Uma da madrugada, o Vieira fechado, eu e Leo famintos, fomos para o bar concorrente numa saudável traição justificada pelo combate à miséria alimentar. Havíamos acabado de voltar do Engenhão, após o empate do Fluminense com o chileno Huachipato pela Libertadores. Guaraná, filé de frango, arroz de brócolis, feijão, uma negra lindíssima desfilando na calçada bem à frente de seu escorte, a felicidade de ter um prato cheio num mundo onde tanta gente sofre pelo simples direito de comer. Maurício Lima estava em melhor situação do que nós: tinha para si um bife no Lamas.

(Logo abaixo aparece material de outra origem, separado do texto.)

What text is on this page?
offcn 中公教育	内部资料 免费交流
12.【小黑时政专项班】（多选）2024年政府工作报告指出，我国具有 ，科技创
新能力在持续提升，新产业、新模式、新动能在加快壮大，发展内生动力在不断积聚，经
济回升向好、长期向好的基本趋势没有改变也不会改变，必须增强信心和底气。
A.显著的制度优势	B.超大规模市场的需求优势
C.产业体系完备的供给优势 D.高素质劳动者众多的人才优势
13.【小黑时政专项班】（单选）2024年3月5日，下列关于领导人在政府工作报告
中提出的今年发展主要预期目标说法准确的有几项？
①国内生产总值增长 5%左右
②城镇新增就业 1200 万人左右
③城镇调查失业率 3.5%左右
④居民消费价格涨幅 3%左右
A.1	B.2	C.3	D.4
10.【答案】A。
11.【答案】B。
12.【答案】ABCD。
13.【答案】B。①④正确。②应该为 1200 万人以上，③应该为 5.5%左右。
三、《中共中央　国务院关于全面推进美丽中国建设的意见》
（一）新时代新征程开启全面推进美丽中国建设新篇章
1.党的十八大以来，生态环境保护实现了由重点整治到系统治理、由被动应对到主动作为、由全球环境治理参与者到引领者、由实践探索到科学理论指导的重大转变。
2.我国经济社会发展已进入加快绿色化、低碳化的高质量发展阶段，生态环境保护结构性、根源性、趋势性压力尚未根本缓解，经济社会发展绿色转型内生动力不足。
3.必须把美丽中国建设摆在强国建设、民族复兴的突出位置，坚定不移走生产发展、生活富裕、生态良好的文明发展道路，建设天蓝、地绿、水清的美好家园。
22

Conversamos e pensamos: mas que diabos hão de justificar que o Fluminense não tenha vencido este jogo em casa? Difícil dizer.

Mesmo com a distância continental do setor sul do Engenhão em relação à trave norte, pudemos ver um verdadeiro bombardeio sem efeito na direção do goleiro Veloso. Este, aliás, fez cinquenta defesas difíceis e só cometeu um pecado, justamente o que originou o nosso gol: furou incrivelmente uma bola com os pés, tentou aplicar um lençol em Deco com o joelho, tentou novamente chutar a bola, caiu sentado, acertou uma bolada num companheiro e tudo resultou em pênalti sobre o Luso: Fred cobrou com enorme categoria, deslocou Veloso entre o centro e a esquerda do gol para trazer paz ao time. Antes e depois do um a zero tentamos, cinco, dez, quinze vezes. Ainda que Deco e Fred estivessem em noite abaixo do tradicional, foi suficiente para dominarmos completamente a partida. Poderia ter sido quatro ou cinco, ficou em um com o tradicional sofrimento tricolor, entrecortado pelo canto dos maníacos de leste a oeste. Pensando bem, estes primeiros 45 minutos não foram tão diferentes dos desempenhos equivalentes contra o Grêmio e o Vasco – do time gaúcho, tomamos o primeiro gol na única jogada que nos ameaçou naquela etapa. E ai é que mora o perigo: o que se não constrói no primeiro tempo pode sair caro no segundo. Ou “quem não faz, leva”. Fomos bem coletivamente na fase inicial, sem nenhum craque em jornada absoluta, mas o grupo funcionando.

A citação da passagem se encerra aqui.